La Silver Spur è un’auto senza tempo. Lo si capisce impugnando le grandi maniglie in metallo cromato, premo il pulsante: Clac! Quando la pesante portiera si apre, si viene accolti dall’aroma di pellame, enfatizzato dall’abbondante uso di legnami pregiati per le finiture, che aggiungono ulteriori note organolettiche.

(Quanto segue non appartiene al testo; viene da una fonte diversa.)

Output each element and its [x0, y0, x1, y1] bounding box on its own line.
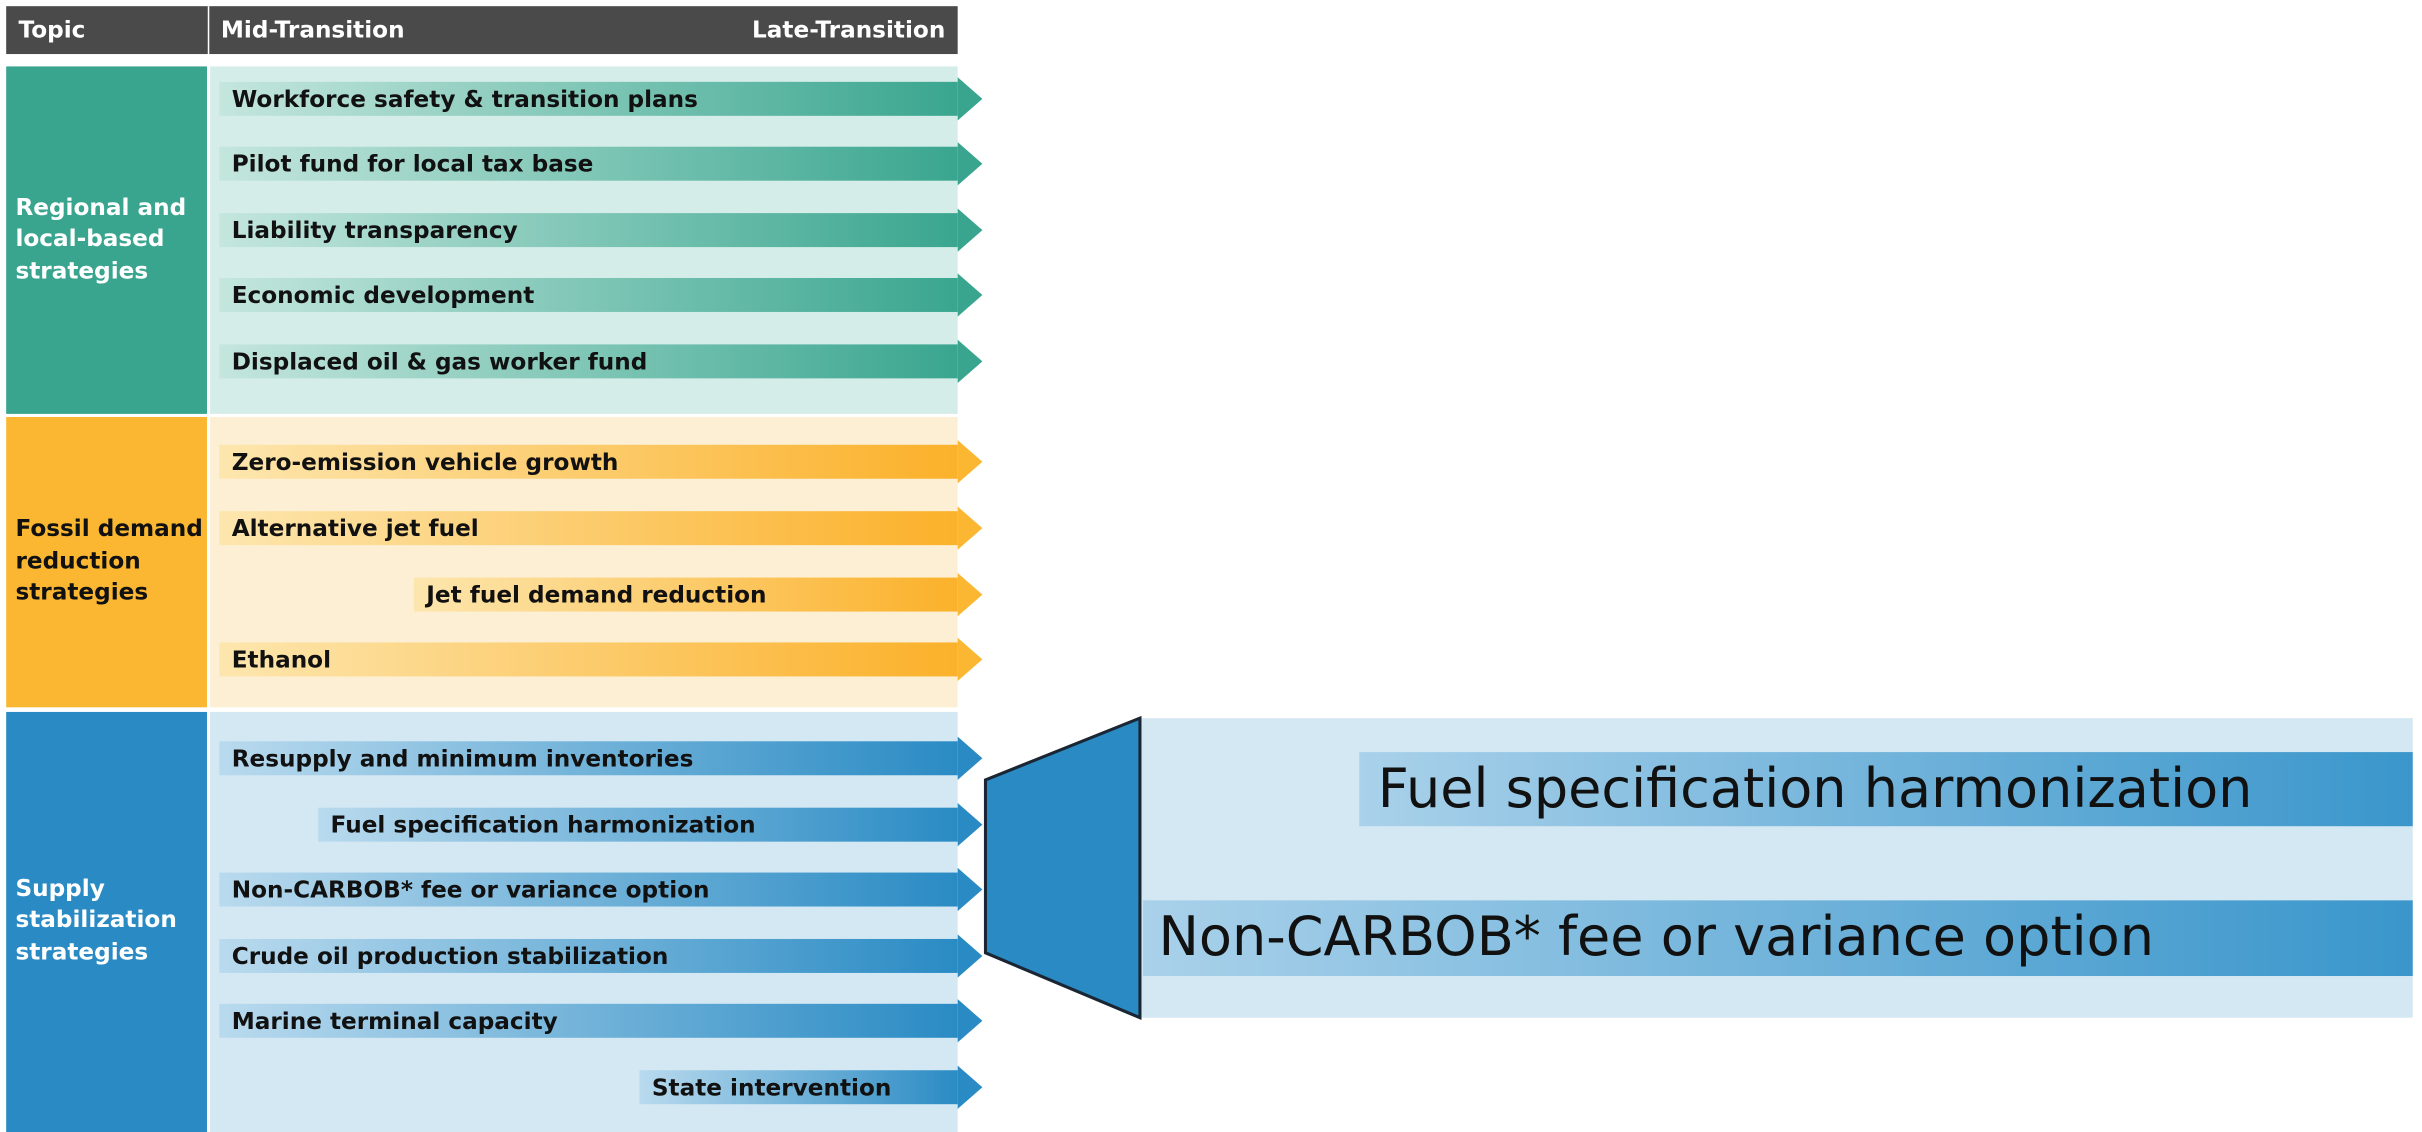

Prendo posto e richiudo la portiera, il mondo fuori viene relegato in un’altra realtà: all’interno tutto è pensato per essere facile da usare e funzionare in maniera efficace e silenziosa. Un ambiente ovattato e sontuoso. Regoli la temperatura: caldo, freddo. Stop. Che nell’abitacolo ci siano i 21 gradi, come “In Marocco a primavera” (per dirla alla Ezio Greggio in “Yuppies”), o 21 e mezzo, poco importa: all’impianto di climatizzazione interessa solo che gli occupanti si godano la permanenza a bordo nel comfort più totale. “E’ il migliore climatizzatore che abbia mai provato, e di auto così ne ho guidate tante” sottolinea il mio Cicerone, mentre mi accompagna tra le vie più esclusive di Milano, illustrandomi alcune delle residenze più prestigiose della città. La Rolls-Royce Silver Spur su cui viaggiamo, era la variante a passo lungo della Silver Spirit (11 cm in più), riconoscibile per il tetto rivestito in “Everflex”. La “Silver Spur II” era un aggiornamento della Silver Spur, ed è stata prodotta fino al 1993. All’interno, la maggior attenzione per i passeggeri posteriori è sottolineata dal divano posteriore regolabile elettricamente, e dai preziosi tavolini in legno. Su questo esemplare, la parte inferiore dei tavolini è rivestita in pelle come il resto degli interni: così possono richiudersi in maniera più discreta nei loro alloggiamenti, ricavati nello schienale dei sedili anteriori.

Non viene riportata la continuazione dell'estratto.